Lässt sich angesichts der harschen Kritik der Nutzen der Labormaus noch rechtfertigen? Die biomedizinische Forschung braucht Modelltiere, und die Kritik, die nun an Maus-Studien laut geworden ist, trifft auch auf jedes andere Modelltier zu. Also bleibt nur, die Forscher zu mehr Sorgfalt zu erziehen. Jucker fordert für Maus-Studien ähnliche Standards, wie sie für klinische Studien am Menschen üblich sind. Demnach müssten die Tiere zufällig der Wirkstoff- oder der Kontrollgruppe zugeteilt werden, auch die Experimentatoren dürften die Zuteilung nicht kennen; "randomisiert und doppelblind" heißen diese Qualitätskriterien in klinischen Studien.
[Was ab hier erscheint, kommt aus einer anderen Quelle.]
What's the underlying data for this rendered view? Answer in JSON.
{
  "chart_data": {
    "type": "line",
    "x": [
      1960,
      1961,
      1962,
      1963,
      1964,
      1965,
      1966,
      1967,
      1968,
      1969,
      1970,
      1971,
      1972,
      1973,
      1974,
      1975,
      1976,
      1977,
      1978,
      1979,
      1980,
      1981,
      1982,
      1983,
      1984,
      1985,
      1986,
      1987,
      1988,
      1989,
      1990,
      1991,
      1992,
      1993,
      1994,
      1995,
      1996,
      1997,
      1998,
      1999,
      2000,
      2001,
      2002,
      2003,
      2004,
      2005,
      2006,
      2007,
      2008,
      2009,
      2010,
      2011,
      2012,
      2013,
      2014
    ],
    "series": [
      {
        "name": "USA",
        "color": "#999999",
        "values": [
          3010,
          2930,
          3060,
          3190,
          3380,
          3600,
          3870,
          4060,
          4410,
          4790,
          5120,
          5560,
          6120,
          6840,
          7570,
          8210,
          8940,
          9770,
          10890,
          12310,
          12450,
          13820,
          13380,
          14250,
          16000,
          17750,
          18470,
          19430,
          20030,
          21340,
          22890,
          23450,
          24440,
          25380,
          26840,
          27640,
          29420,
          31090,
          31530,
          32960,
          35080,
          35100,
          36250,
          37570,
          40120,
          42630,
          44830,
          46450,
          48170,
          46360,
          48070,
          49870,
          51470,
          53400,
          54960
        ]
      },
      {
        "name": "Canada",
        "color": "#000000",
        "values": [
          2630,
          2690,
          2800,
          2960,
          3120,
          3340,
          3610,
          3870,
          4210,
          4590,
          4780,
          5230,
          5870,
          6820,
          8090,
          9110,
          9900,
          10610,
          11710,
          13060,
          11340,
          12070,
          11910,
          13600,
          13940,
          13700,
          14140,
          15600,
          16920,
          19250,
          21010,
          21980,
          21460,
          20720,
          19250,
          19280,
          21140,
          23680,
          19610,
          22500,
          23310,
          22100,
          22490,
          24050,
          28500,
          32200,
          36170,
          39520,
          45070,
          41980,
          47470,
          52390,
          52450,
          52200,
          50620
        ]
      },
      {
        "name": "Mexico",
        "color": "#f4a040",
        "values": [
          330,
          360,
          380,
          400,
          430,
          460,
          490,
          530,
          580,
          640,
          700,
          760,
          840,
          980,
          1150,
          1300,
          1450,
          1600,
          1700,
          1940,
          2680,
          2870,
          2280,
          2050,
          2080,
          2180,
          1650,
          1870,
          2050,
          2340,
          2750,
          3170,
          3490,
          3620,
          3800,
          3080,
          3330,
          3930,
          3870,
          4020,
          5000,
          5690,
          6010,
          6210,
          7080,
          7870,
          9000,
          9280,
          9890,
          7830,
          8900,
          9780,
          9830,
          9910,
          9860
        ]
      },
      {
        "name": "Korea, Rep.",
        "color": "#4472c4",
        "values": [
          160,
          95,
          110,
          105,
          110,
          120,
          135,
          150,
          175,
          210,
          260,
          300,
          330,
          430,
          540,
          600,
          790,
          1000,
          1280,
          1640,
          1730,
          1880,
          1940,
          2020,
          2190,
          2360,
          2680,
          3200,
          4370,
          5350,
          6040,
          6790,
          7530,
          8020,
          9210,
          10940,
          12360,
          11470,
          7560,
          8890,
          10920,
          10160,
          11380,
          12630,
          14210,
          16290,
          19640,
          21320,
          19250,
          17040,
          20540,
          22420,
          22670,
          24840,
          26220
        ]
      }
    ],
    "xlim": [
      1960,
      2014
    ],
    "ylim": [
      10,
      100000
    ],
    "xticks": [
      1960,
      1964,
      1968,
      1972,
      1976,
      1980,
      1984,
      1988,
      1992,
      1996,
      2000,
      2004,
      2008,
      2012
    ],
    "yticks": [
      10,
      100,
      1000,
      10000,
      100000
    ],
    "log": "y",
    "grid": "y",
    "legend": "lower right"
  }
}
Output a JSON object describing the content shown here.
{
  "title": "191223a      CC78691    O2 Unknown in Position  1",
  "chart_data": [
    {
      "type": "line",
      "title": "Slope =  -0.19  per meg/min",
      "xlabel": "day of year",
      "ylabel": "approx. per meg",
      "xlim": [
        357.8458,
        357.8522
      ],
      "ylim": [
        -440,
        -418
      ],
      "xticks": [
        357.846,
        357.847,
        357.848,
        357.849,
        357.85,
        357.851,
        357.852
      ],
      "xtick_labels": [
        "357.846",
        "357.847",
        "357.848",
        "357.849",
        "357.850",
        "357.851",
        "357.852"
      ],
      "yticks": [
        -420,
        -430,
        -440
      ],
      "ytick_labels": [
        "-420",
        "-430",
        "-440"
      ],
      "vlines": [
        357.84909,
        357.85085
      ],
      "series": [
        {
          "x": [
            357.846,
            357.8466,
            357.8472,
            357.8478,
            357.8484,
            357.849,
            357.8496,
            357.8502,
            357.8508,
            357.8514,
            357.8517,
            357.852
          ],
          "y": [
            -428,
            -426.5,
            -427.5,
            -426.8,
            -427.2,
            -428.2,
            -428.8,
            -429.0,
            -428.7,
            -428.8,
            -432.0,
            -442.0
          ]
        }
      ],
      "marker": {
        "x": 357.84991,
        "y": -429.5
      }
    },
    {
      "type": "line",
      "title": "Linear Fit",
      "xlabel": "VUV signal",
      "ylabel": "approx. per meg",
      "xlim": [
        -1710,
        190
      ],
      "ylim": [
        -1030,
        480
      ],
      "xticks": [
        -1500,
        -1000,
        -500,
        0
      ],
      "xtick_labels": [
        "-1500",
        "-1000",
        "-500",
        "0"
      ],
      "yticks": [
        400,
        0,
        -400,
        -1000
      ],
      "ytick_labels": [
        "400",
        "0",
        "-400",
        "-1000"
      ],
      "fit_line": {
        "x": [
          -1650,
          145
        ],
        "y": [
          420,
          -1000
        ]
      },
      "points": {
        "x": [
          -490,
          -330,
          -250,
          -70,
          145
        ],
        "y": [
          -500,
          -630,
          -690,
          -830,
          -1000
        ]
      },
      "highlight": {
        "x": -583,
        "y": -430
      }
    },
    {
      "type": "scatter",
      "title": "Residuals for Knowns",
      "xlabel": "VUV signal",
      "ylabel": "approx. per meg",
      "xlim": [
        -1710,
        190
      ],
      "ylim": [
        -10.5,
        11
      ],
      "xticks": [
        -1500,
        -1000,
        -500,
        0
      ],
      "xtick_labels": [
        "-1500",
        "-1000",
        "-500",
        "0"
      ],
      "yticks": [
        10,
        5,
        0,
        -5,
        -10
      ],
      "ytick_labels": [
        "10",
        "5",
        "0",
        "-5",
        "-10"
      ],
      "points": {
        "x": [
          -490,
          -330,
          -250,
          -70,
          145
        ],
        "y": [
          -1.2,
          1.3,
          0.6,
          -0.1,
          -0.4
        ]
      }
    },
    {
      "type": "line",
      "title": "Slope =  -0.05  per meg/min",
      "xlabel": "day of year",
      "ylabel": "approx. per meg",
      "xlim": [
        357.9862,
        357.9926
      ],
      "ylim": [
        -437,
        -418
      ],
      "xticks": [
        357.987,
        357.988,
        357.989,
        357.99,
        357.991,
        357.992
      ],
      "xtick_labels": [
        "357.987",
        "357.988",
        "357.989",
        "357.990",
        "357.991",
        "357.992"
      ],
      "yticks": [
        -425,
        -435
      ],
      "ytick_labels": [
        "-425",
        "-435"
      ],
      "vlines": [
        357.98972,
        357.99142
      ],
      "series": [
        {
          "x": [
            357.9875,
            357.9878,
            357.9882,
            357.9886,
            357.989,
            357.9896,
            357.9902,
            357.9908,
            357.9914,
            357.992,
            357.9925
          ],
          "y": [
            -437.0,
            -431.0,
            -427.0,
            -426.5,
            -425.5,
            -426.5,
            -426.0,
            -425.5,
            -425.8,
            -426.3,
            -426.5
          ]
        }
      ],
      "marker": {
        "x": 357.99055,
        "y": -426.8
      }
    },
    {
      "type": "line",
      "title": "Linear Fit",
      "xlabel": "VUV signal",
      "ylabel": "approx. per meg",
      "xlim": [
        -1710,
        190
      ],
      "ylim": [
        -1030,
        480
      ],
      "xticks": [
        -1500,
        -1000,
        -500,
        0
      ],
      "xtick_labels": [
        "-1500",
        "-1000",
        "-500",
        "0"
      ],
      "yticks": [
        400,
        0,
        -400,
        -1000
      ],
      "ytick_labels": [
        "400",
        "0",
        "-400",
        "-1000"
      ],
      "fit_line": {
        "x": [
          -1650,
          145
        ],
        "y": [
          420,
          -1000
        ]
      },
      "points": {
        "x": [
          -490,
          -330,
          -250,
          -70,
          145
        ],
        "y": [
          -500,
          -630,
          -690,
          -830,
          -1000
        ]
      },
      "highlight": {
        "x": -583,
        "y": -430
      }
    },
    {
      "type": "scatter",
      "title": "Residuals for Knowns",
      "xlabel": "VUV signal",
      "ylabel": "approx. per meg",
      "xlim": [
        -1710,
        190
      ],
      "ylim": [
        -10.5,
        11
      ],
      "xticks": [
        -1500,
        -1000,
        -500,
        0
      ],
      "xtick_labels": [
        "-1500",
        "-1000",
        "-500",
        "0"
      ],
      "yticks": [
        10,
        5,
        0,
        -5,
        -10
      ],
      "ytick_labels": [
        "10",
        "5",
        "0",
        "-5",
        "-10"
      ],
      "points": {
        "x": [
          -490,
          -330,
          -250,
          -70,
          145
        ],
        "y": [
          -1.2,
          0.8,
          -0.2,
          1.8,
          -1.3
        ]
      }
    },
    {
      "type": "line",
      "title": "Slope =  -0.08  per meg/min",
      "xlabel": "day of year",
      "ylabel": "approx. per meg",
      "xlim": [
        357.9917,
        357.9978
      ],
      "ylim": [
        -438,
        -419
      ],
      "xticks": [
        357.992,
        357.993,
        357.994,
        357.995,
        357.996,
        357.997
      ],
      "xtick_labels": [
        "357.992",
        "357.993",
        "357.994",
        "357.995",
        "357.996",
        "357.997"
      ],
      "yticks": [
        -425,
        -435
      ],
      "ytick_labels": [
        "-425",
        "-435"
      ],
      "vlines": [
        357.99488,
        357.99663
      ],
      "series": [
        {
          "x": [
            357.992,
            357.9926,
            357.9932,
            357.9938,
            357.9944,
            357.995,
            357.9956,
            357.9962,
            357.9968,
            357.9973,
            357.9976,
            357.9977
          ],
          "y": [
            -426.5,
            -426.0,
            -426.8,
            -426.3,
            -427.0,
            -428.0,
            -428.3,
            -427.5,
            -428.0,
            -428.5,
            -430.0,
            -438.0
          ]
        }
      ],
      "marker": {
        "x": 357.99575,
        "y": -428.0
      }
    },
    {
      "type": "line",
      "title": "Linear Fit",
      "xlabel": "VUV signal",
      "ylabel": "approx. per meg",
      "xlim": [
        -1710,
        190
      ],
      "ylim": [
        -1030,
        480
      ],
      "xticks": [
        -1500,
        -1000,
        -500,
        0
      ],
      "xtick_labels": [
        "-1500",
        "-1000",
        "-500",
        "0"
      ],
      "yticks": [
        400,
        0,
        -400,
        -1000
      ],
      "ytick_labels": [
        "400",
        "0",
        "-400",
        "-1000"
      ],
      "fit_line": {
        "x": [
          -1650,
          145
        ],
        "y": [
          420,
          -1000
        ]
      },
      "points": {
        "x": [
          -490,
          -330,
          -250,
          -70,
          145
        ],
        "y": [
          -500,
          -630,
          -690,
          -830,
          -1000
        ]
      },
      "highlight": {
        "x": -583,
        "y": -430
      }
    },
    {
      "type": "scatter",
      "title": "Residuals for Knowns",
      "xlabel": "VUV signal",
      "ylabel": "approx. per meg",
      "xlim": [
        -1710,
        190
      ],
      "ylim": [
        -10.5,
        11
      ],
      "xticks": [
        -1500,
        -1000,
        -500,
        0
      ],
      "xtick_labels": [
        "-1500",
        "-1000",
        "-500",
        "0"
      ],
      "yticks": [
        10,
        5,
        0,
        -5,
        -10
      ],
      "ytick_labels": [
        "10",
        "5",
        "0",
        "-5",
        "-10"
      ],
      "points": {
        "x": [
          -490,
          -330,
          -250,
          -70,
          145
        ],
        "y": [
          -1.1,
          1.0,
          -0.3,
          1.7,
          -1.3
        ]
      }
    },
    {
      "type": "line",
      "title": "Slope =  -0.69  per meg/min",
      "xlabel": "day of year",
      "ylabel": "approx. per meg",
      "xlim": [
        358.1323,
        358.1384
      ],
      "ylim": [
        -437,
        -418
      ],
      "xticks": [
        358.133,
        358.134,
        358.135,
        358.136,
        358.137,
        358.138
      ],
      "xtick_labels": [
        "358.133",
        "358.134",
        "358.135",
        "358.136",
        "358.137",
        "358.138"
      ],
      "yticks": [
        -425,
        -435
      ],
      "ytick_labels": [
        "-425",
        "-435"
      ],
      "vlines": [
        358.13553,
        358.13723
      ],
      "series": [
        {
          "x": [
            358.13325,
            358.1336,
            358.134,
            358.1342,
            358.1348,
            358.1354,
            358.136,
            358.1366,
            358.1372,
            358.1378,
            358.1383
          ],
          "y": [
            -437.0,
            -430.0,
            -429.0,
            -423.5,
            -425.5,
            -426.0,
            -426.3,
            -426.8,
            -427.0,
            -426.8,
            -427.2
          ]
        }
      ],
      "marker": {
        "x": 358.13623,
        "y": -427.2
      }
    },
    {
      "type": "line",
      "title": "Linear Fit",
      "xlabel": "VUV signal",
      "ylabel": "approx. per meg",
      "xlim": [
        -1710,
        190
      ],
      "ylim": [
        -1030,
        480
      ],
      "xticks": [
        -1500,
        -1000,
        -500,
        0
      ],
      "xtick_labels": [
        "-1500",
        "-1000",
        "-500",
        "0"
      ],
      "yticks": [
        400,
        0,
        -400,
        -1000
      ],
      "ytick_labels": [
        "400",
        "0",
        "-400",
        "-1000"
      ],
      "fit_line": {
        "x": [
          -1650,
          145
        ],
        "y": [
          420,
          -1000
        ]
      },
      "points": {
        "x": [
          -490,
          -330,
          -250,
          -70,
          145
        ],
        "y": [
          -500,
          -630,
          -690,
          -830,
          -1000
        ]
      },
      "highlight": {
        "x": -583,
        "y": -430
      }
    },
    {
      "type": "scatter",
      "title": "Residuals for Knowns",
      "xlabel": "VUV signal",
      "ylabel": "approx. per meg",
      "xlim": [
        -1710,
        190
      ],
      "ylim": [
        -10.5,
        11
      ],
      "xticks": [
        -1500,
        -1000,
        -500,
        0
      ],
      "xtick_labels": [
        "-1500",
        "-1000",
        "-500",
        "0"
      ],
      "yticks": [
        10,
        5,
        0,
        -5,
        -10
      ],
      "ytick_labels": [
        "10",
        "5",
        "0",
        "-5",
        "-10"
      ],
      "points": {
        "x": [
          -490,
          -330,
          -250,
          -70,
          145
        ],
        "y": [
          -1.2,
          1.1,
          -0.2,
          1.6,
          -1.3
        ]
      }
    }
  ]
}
Um zuverlässige Ergebnisse zu erhalten, müssten außerdem mehr Mäuse pro Versuch verwendet werden. Bislang, so vermutet Jucker, werde manchmal die Anzahl der Tiere wohl exakt so gewählt, dass ein positives Studienergebnis gesichert sei. Vor allem für Fragestellungen, bei denen das Alter des Patienten eine Rolle spielt, etwa bei Alzheimer, müssten Wissenschaftler auch ältere Tiere einbeziehen. Schließlich müssten all diese Punkte in den Veröffentlichungen dargelegt werden, damit Kollegen die Qualität einer Maus-Studie beurteilen können.

Jucker ahnt, welche Konsequenz all seine Forderungen haben können: "Gäbe es für Tierstudien ebenso strenge Auflagen wie für klinische Studien am Menschen, hätten wahrscheinlich 90 Prozent aller Maus-Studien kein positives Ergebnis."